ELD compliance requirements, for example, could help to increase intermodal moves in the 500to 700-mile range, he believes. That will happen because the new regulations shorten the number of miles a driver can legally operate in a day from the higher number toward the lower. Particular growth opportunities are present east of Chicago, he said.

Another ELD-related factor could help intermodal in a different way, the DAT analyst said. He believes that owner-operators who don’t like ELDs could be lured to shorter-haul drayage because of high revenue opportunities in support of e-commerce and final mile deliveries that fall within the 100-mile exemption.

Intermodal also has changed favorably in another way. Providers have improved their sensitivity to spot market activity to the point that truck/rail pricing is being adjusted almost as quickly as truck rates, Montague said. That is a major step forward from years past, when it could take as much as two months for intermodal pricing to adjust to spot market conditions.

Montague also said that the early 2018 run-up of crude oil into the $60 per barrel range could push more freight toward intermodal for cost reasons.
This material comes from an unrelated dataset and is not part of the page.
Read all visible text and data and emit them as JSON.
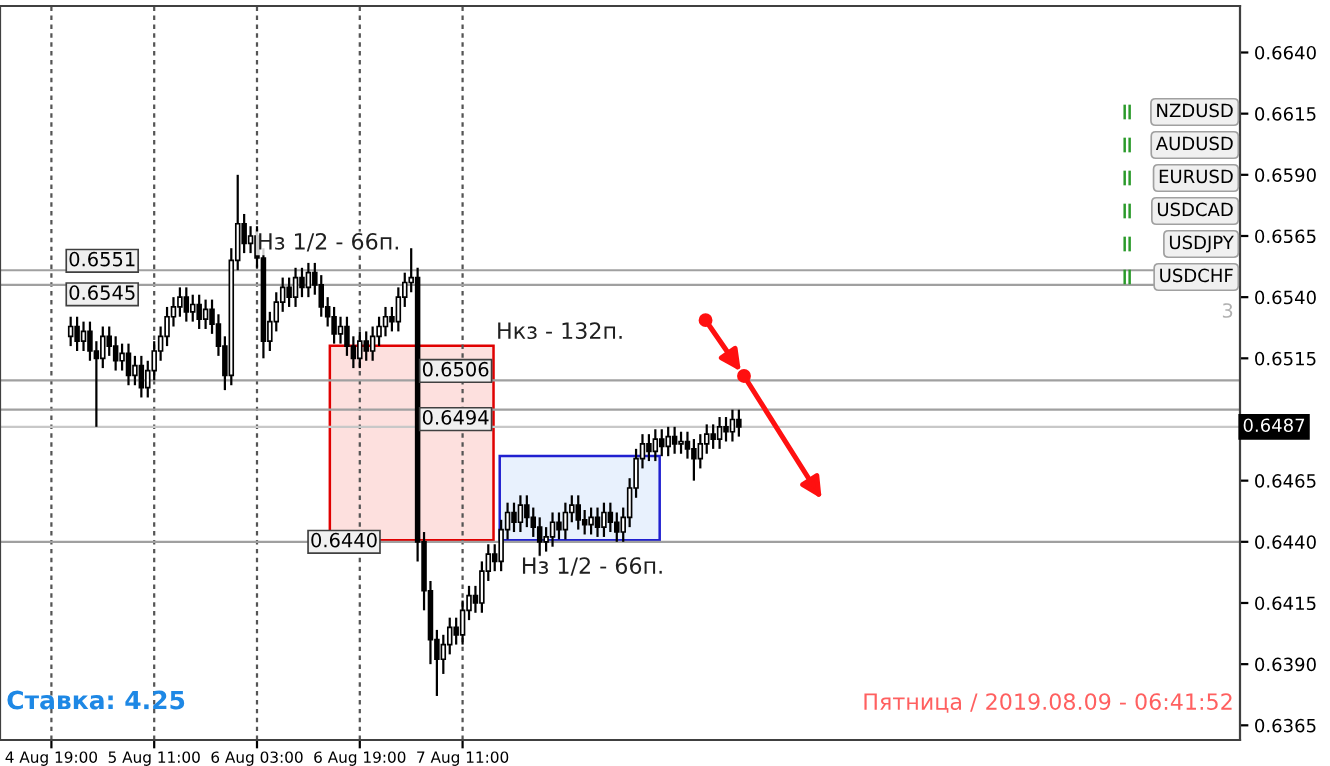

There are few indications that the price of crude will drop very much in the near future, he believes.

Knichel believes over the road truck-to-rail intermodal conversion could grow through continued education of shippers, and effective planning to assure seamless intermodal moves.

Opportunity beckons, she said, contrasting 2016 intermodal with 2018 conditions. In 2016, she said, shippers had ample OTR truck capacity at competitive pricing, while capacity is tighter this year.

‘Looking for Freight Options’

Hansen, Knichel and Hatch pinpointed technology opportunities.

“Optimizing oneself with solid online content that ranks highly on search engines is a good way to get more eyes on your company and its services,” Knichel said. “If customers are new to intermodal or have never used it before, they are more than likely looking for freight options [on the internet] already.”

Hansen

Hansen also stressed the importance of customer-facing technology. “Online presence and capabilities will be increasingly important, with many transport buyers researching and comparing solutions in the online environment, before even approaching possible providers of those solutions. As an industry, the railroads still need to invest in this area, in order to provide transport procurement researchers with a reasonable amount of information.”

There also is technological potential, Hatch added, as railroads shift their attention on positive train control from the capital spending needed to finish the projects to the potential for operating cost savings as “the backbone of the new, digitized railroad” that helps customers and carriers alike.

Hansen, whose railroad serves both the U.S. and Mexico, said he believes international trade will grow in 2018, notwithstanding the uncertainties about the outcome of trade negotiations among the current NAFTA partners.

NAFTA is a factor, Hatch said, because 42 percent of total rail traffic is linked to North American trade activity, citing statistics from the Association of American Railroads. Intermodal itself accounts for about 40 percent of U.S.-Mexico rail traffic.